Entretien avec Ali Maizam Nazary, responsable des relations extérieures du Front de résistance nationale d’Afghanistan

A l'occasion de son passage en France, Reflets a pu participer à une visioconférence avec le porte-parole des insurgés organisée par l’Institut Prospective et Sécurité en Europe. Ali Maizam Nazary fait un tour d'horizon de sa vision de l'Afghanistan sous le joug des Talibans et des perspectives de la résistance dirigée par Ahmad Massoud.
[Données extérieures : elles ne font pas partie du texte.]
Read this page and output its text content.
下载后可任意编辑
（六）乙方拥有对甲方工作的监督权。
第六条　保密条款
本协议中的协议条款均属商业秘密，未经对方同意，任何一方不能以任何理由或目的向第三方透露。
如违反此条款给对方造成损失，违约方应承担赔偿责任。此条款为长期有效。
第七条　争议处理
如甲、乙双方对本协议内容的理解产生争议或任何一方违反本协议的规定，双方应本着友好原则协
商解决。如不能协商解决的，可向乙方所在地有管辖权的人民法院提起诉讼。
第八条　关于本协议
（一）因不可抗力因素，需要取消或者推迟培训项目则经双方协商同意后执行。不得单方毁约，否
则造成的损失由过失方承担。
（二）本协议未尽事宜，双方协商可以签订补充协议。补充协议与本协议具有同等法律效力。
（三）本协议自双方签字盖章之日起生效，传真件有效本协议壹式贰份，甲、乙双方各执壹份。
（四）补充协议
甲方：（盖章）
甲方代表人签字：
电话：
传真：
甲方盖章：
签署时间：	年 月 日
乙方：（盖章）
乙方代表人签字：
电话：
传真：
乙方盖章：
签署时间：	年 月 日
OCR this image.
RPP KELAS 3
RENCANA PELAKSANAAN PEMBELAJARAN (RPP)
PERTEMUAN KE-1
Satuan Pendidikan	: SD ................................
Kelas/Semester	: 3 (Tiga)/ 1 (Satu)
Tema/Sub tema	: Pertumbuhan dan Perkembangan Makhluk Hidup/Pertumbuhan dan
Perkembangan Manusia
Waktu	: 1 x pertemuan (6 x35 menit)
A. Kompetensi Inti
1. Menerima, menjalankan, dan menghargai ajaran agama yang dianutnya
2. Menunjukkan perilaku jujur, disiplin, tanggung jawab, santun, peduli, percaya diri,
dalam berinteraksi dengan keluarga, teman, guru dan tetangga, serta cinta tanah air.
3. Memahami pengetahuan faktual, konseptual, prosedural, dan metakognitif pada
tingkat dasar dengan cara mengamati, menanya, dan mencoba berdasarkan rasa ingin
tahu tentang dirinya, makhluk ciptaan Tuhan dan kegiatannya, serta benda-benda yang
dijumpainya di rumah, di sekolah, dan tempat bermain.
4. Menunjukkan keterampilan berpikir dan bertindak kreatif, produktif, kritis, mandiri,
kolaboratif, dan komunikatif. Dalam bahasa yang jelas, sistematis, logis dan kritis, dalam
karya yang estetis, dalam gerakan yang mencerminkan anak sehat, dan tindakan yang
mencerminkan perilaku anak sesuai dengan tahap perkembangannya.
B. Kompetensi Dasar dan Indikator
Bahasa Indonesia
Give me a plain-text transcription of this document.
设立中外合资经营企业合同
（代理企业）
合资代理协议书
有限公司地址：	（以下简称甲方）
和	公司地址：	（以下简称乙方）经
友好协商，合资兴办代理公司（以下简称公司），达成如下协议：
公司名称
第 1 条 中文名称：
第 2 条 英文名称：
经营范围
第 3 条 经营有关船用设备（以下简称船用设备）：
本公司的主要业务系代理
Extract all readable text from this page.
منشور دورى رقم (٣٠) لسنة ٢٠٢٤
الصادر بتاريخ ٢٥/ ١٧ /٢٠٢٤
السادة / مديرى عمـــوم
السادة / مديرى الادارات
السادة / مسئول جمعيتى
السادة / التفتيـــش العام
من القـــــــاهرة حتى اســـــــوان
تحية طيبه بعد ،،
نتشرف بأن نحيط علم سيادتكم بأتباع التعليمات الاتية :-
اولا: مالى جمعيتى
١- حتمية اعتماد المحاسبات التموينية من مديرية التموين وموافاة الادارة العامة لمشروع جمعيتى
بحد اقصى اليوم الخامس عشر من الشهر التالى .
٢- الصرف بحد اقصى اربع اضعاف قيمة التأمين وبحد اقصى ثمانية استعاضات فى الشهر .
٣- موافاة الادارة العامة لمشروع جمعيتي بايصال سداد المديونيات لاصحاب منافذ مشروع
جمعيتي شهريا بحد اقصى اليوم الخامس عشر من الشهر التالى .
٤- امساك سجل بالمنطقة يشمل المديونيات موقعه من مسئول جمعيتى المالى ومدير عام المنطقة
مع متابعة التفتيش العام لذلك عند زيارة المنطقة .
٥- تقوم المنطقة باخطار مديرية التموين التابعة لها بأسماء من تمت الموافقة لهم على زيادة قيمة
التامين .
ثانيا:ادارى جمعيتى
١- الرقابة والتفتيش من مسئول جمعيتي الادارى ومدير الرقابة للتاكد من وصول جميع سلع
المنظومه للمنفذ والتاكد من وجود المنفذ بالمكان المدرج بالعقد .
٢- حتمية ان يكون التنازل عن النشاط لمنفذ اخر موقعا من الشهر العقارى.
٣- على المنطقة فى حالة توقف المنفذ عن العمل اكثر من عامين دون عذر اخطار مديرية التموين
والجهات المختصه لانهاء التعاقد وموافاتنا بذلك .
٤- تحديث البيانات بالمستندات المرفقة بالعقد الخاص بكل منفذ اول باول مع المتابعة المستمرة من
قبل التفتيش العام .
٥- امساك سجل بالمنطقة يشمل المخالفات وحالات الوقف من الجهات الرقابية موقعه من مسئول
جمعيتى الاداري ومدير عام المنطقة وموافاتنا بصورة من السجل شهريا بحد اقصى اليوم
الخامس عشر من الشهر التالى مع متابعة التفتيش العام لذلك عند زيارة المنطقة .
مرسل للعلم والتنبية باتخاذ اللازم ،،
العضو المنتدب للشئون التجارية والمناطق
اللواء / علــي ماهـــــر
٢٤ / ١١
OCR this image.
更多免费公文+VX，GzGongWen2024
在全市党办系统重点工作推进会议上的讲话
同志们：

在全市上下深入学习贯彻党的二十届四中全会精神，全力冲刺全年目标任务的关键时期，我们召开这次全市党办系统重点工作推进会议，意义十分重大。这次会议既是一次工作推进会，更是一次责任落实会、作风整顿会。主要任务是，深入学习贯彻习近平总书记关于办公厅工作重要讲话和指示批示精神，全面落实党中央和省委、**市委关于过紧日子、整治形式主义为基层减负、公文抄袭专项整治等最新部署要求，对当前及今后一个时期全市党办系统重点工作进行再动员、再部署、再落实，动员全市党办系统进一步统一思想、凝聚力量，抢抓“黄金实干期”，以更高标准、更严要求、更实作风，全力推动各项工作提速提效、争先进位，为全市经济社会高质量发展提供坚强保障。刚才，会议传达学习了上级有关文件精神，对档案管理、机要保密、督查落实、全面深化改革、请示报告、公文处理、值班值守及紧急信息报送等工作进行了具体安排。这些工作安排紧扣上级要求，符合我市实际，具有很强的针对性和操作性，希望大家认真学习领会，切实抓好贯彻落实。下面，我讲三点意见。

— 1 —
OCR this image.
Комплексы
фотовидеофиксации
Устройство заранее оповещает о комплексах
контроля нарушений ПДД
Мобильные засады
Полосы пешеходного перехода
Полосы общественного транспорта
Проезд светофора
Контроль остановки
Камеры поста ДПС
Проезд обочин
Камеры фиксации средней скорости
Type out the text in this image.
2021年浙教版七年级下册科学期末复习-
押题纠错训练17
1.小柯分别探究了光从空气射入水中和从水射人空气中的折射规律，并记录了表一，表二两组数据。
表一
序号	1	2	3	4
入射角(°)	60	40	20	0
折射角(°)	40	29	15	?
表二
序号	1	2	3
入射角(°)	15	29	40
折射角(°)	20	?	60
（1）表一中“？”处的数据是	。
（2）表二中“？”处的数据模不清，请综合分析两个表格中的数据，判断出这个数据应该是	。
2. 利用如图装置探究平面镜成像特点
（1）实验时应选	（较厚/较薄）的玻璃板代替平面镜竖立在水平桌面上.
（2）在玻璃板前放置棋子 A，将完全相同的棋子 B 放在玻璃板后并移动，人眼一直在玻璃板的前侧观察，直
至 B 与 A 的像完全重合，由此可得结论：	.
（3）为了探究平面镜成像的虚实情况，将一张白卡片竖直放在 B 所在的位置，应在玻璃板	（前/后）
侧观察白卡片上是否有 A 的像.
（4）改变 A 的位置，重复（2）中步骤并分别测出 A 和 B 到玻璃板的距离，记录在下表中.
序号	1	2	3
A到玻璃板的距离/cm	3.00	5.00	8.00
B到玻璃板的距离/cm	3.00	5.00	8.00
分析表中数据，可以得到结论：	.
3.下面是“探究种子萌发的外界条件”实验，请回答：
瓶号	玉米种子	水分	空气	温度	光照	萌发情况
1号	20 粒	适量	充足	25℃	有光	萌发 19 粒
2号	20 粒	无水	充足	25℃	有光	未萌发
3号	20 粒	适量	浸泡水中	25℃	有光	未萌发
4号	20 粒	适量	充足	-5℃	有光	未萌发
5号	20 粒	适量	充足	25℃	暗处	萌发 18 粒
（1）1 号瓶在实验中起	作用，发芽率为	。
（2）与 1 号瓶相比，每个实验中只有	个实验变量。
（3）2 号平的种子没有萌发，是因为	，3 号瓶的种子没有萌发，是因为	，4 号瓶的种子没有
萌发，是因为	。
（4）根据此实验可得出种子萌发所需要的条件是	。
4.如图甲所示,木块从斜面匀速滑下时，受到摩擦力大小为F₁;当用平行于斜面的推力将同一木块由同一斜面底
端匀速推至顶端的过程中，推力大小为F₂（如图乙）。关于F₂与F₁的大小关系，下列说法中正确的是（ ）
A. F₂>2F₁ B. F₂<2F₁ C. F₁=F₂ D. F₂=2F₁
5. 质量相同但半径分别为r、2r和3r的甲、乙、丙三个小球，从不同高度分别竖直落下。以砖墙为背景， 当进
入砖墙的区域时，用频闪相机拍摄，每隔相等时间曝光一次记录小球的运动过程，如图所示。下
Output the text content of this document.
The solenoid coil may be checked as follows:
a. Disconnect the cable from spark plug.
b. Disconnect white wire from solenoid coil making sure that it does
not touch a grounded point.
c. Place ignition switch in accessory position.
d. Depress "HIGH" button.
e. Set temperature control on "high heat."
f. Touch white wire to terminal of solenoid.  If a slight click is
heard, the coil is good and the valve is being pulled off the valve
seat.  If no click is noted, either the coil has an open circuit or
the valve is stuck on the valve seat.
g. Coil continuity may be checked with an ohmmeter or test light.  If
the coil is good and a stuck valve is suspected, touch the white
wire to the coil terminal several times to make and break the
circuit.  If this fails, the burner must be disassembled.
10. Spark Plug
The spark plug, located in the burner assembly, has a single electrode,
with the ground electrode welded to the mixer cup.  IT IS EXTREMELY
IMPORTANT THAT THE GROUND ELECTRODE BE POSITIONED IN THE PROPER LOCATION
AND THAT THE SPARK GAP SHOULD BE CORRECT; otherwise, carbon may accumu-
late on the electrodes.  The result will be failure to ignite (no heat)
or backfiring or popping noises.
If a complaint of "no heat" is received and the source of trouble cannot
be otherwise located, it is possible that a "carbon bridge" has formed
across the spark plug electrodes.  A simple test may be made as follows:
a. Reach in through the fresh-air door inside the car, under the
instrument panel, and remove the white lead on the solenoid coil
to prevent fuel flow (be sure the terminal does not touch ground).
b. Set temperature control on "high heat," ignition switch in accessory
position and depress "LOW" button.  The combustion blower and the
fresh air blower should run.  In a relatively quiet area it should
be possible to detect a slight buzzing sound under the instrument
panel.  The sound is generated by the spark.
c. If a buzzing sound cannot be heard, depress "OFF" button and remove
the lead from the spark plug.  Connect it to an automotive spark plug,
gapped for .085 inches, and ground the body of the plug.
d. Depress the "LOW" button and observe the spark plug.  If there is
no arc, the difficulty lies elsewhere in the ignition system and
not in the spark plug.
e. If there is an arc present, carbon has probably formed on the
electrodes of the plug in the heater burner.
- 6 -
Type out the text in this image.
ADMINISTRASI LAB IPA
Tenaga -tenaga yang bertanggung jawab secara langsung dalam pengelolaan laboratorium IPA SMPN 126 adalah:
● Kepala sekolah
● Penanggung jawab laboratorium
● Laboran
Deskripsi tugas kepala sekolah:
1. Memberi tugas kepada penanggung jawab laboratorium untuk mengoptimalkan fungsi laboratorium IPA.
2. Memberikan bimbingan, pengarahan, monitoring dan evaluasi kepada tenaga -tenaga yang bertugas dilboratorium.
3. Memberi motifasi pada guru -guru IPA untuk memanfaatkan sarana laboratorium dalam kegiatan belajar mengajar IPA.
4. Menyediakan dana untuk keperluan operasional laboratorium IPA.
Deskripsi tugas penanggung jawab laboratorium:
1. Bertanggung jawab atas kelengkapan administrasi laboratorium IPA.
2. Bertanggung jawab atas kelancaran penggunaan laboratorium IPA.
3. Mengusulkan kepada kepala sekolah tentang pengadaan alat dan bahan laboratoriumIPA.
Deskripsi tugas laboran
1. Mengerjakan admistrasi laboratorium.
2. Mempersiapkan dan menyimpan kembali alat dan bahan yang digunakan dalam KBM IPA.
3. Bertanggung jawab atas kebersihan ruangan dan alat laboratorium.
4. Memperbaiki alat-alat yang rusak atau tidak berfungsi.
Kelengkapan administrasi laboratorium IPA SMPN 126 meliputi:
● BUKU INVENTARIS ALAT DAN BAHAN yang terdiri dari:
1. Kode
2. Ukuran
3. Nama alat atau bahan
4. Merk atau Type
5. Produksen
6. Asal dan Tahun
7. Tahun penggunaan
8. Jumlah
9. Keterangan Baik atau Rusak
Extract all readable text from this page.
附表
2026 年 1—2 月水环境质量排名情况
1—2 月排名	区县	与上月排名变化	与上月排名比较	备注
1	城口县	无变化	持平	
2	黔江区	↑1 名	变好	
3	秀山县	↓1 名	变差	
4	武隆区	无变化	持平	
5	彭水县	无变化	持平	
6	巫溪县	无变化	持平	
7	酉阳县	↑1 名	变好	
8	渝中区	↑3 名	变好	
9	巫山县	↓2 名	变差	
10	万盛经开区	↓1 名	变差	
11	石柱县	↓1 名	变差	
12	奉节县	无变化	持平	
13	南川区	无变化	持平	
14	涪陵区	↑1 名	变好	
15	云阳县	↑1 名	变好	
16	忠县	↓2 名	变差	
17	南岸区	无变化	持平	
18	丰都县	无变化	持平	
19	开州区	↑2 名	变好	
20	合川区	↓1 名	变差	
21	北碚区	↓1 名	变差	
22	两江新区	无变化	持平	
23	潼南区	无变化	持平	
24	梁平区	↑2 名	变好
Ali Maisam Nazary, porte-parole du Front de résistance nationale d'Afghanistant, le 14 janvier 2022 - DR

Le Front de résistance nationale est apparu en 2019 après l'ouverture des négociations entre les Etats-Unis et les Talibans. Il est dirigé par Ahmad Massoud, fils du commandant Ahmed Shah Massoud, assassiné le 9 septembre 2001 par Al-Quaïda. Le mouvement est structuré autour de divers comités, en particulier le comité Militaire, le comité Politique, le comité aux Relations internationales – dirigée par Ali Maizam Nazary – ou encore les comités pour les Femmes, la Jeunesse, les Arts ou le Sport.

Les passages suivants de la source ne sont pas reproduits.